Karena banyak usaha kuliner tutup, pasar cabai pun ikut terpuruk.
Agus (28), salah seorang petani di Desa Banyubiru, Kecamatan Dukun, mengatakan, dirinya sudah sempat delapan kali memanen cabai. Karena seminggu lalu harga cabai terus bertahan pada Rp 4.000 per kg, aktivitas panen pun tidak dilanjutkannya lagi. ”Daripada memperbesar kerugian, 20-30 kg cabai yang belum sempat dipanen saya putuskan untuk dibiarkan saja di lahan,” ujarnya.
Sebelumnya, dalam delapan kali panen tersebut, untuk satu kali panen, dia bisa mendapatkan 30-80 kg cabai. Cabai yang ditanamnya adalah cabai rawit merah. Agus mengatakan jika ada waktu senggang, ia akan memetik cabai tersebut untuk kebutuhannya sendiri. Namun, jika tidak, seluruh hasil panen cabai tersebut akan dibiarkannya membusuk di lahan.

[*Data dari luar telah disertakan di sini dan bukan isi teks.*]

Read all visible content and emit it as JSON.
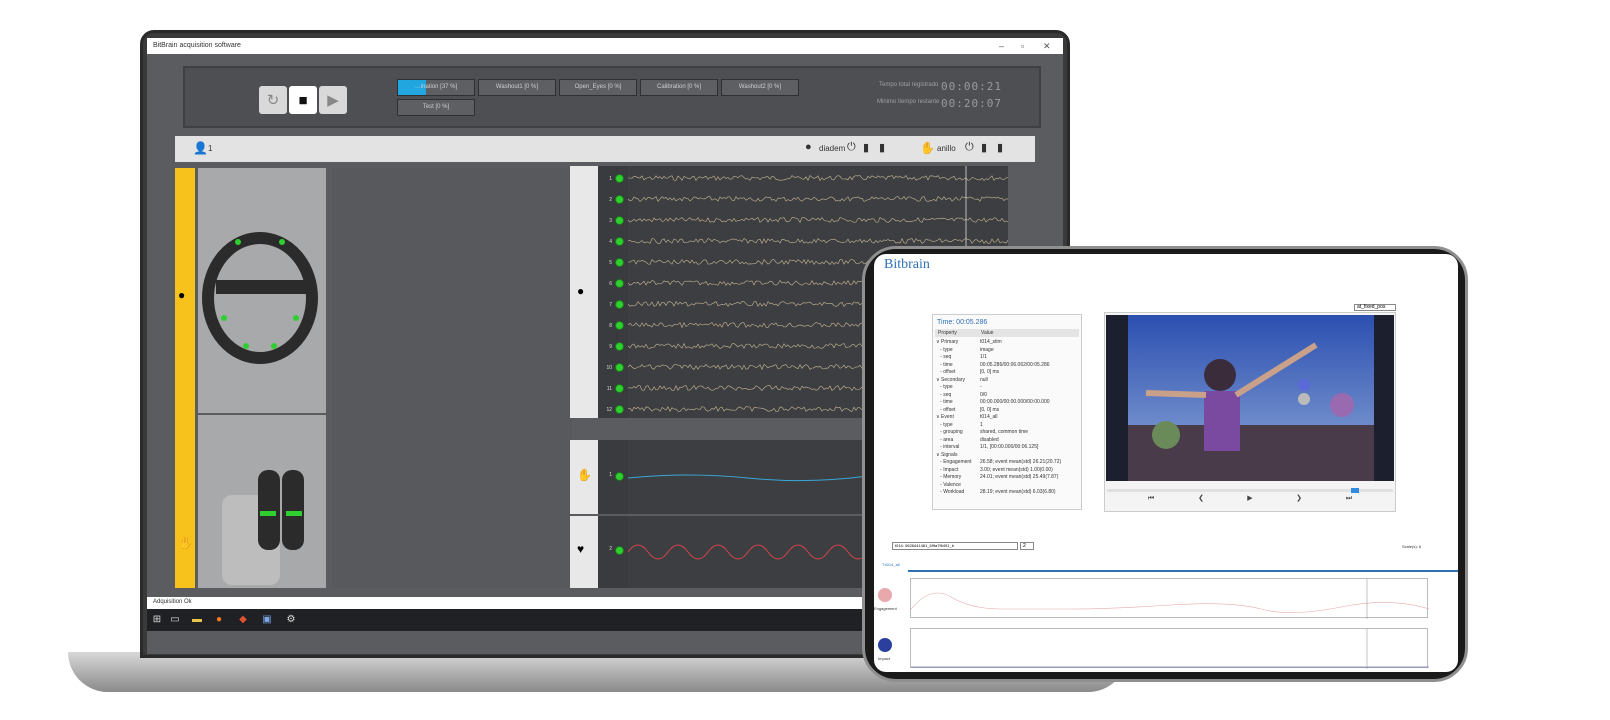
{
  "laptop": {
    "window_title": "BitBrain acquisition software",
    "controls": [
      {
        "icon": "refresh-icon",
        "glyph": "↻"
      },
      {
        "icon": "stop-icon",
        "glyph": "■"
      },
      {
        "icon": "play-icon",
        "glyph": "▶"
      }
    ],
    "phases": [
      {
        "label": "…ination [37 %]",
        "progress": 0.37,
        "active": true
      },
      {
        "label": "Washout1 [0 %]",
        "progress": 0
      },
      {
        "label": "Open_Eyes [0 %]",
        "progress": 0
      },
      {
        "label": "Calibration [0 %]",
        "progress": 0
      },
      {
        "label": "Washout2 [0 %]",
        "progress": 0
      },
      {
        "label": "Test [0 %]",
        "progress": 0
      }
    ],
    "timers": {
      "total_label": "Tempo total registrado",
      "total_value": "00:00:21",
      "remaining_label": "Minimo tiempo restante",
      "remaining_value": "00:20:07"
    },
    "status": {
      "user_count": "1",
      "device1_name": "diadem",
      "device2_name": "anillo"
    },
    "eeg_channels": [
      "1",
      "2",
      "3",
      "4",
      "5",
      "6",
      "7",
      "8",
      "9",
      "10",
      "11",
      "12"
    ],
    "aux_channels": [
      "1",
      "2"
    ],
    "footer_status": "Adquisition Ok",
    "taskbar_icons": [
      "windows-icon",
      "task-view-icon",
      "file-explorer-icon",
      "firefox-icon",
      "app-icon",
      "window-icon",
      "settings-icon"
    ],
    "colors": {
      "accent": "#22a6e0",
      "ok": "#2ec02e",
      "strip": "#f6c21b"
    }
  },
  "tablet": {
    "brand": "Bitbrain",
    "time_label": "Time: 00:05.286",
    "prop_header": {
      "property": "Property",
      "value": "Value"
    },
    "props": [
      {
        "k": "∨ Primary",
        "v": "t014_stim"
      },
      {
        "k": "   - type",
        "v": "image"
      },
      {
        "k": "   - seq",
        "v": "1/1"
      },
      {
        "k": "   - time",
        "v": "00:05.286/00:06.062/00:05.286"
      },
      {
        "k": "   - offset",
        "v": "[0, 0] ms"
      },
      {
        "k": "∨ Secondary",
        "v": "null"
      },
      {
        "k": "   - type",
        "v": "-"
      },
      {
        "k": "   - seq",
        "v": "0/0"
      },
      {
        "k": "   - time",
        "v": "00:00.000/00:00.000/00:00.000"
      },
      {
        "k": "   - offset",
        "v": "[0, 0] ms"
      },
      {
        "k": "∨ Event",
        "v": "t014_all"
      },
      {
        "k": "   - type",
        "v": "1"
      },
      {
        "k": "   - grouping",
        "v": "shared, common time"
      },
      {
        "k": "   - area",
        "v": "disabled"
      },
      {
        "k": "   - interval",
        "v": "1/1, [00:00.000/00:06.125]"
      },
      {
        "k": "∨ Signals",
        "v": ""
      },
      {
        "k": "   - Engagement",
        "v": "26.58; event mean(std) 26.21(20.72)"
      },
      {
        "k": "   - Impact",
        "v": "3.00; event mean(std) 1.00(0.00)"
      },
      {
        "k": "   - Memory",
        "v": "24.01; event mean(std) 25.49(7.87)"
      },
      {
        "k": "   - Valence",
        "v": ""
      },
      {
        "k": "   - Workload",
        "v": "28.19; event mean(std) 6.03(6.80)"
      }
    ],
    "view_select": "at_fixed_pos",
    "video_buttons": [
      "⏮",
      "❮",
      "▶",
      "❯",
      "⏭"
    ],
    "timeline_select": "t014: 0628441481_69fa7f6491_b",
    "page_select": "2",
    "scale_label": "Scale(s): 6",
    "track_name": "T4014_all",
    "tracks": [
      {
        "name": "Engagement",
        "color": "#e8a9ad"
      },
      {
        "name": "Impact",
        "color": "#2b3f9e"
      }
    ]
  }
}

Hal serupa juga terjadi pada tanaman timun. Dia hanya dua kali memetik timun dan tidak melanjutkannya karena harga timun mencapai Rp 300 per kg. Setelah itu, keseluruhan tanaman timun dibongkar dan langsung digantinya dengan cabai.
Sudarno dari Humas Asosiasi Pasar Tani (Aspartan) Gemilang Kabupaten Magelang mengatakan, dari 75 petani anggota Aspartan, sekitar 21 orang di antaranya petani cabai. Pada Maret dan April, rata-rata volume panen cabai mencapai 1.500 ton per bulan. Namun, hanya sekitar 60 persen cabai yang mampu terjual dan terserap pasar. ”Sekitar 40 persen cabai tidak laku, dan bahkan dibiarkan petani membusuk di lahan,” ujarnya.
Permintaan terbesar cabai biasanya berasal dari usaha katering dan rumah makan. Namun, karena banyak usaha kuliner tutup, pasar cabai pun ikut terpuruk.